More than a million former first-time buyers are prisoners in their own homes, prices are 18% below their 2007 peak when most people were buying with a 95% mortgage. Even if they intended to sell they don’t have the 20% deposit they now need to put down on the next house.

General consensus now is that the national momentum is downwards. There is still a huge extended over-valuation in the market, any change in the employment situation and consumer sentiment due to income changes will tend to push prices down.

But several other factors may help push prices the other way, or at least stop them falling much. Low interest rates, which some think will persist into 2013 or even beyond, may help keep tens of thousands of people in their homes when they might otherwise have been repossessed.

Banks and building societies have been making swifter-than-predicted progress in repaying the emergency lending they had to take from the Bank of England and the Treasury in 2008 during the height of the banking crisis. As a result, some people may find it a bit easier to get a home loan.

There is much debate about the short and medium term trends in the UK housing market, however almost all analysts agree on a fundamental danger in the long term. Not enough houses are being built.

There were only about 107,000 new housing starts in the past financial year and only 106,000 completions. But 240,000 new households were being created by a growing population, boosted by continued immigration.

Mortgage lending increases again, but slowly.

July 23rd, 2011

The trend of small improvements in the UK housing market continued in June as the Council of Mortgage Lenders (CML) said total mortgage lending picked up but was still lower than a year ago.

Total lending to home owners was £12.9bn last month, up by 16% from May but 3% down on June last year.

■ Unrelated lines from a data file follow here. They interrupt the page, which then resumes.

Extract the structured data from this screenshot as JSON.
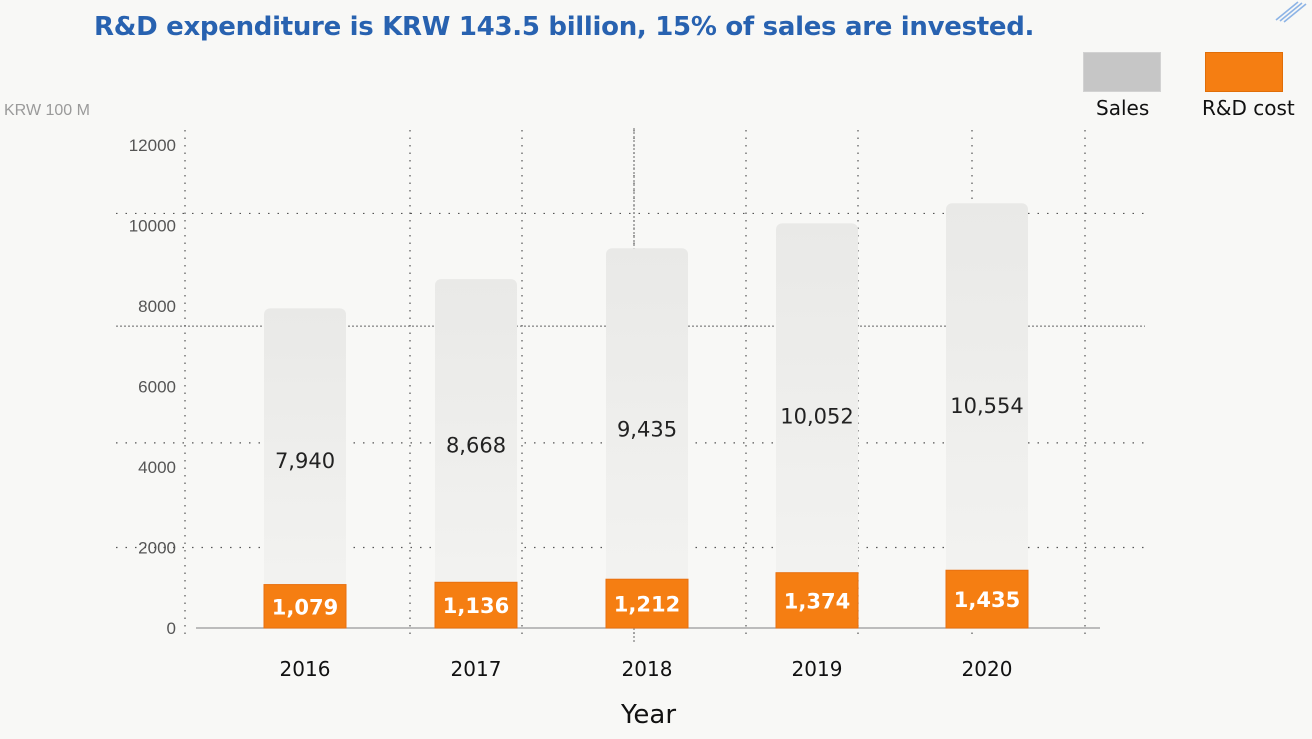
{
  "title": "R&D expenditure is KRW 143.5 billion, 15% of sales are invested.",
  "unit_label": "KRW 100 M",
  "legend": [
    {
      "label": "Sales",
      "color": "#c6c6c6"
    },
    {
      "label": "R&D cost",
      "color": "#f57e12"
    }
  ],
  "chart_data": {
    "type": "bar",
    "categories": [
      "2016",
      "2017",
      "2018",
      "2019",
      "2020"
    ],
    "series": [
      {
        "name": "Sales",
        "values": [
          7940,
          8668,
          9435,
          10052,
          10554
        ],
        "labels": [
          "7,940",
          "8,668",
          "9,435",
          "10,052",
          "10,554"
        ],
        "color": "#ececea"
      },
      {
        "name": "R&D cost",
        "values": [
          1079,
          1136,
          1212,
          1374,
          1435
        ],
        "labels": [
          "1,079",
          "1,136",
          "1,212",
          "1,374",
          "1,435"
        ],
        "color": "#f57e12"
      }
    ],
    "yticks": [
      0,
      2000,
      4000,
      6000,
      8000,
      10000,
      12000
    ],
    "ylim": [
      0,
      12000
    ],
    "xlabel": "Year",
    "ylabel": "KRW 100 M",
    "grid": true
  }
}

For the first six months of the year, total mortgage lending was only slightly down on last year’s figure, at £63.7bn.

The CML said the subdued state of lending reflected the poor state of the economy and household finances.

Last month the UK economy continued to experience disappointing economic growth, strong consumer price pressures, falling disposable incomes and an uncertain jobs market. None of these are conducive to a healthy property market.

The CML also condemned recent emotive headlines on the prospects of house repossession saying that, given that the state of the economy, large interest rate rises are not expected in the foreseeable future.

However, analysts believe that there will be moderately higher arrears and possessions through the second half of 2011 and into 2012. This is a reflection of the general malaise in the economy.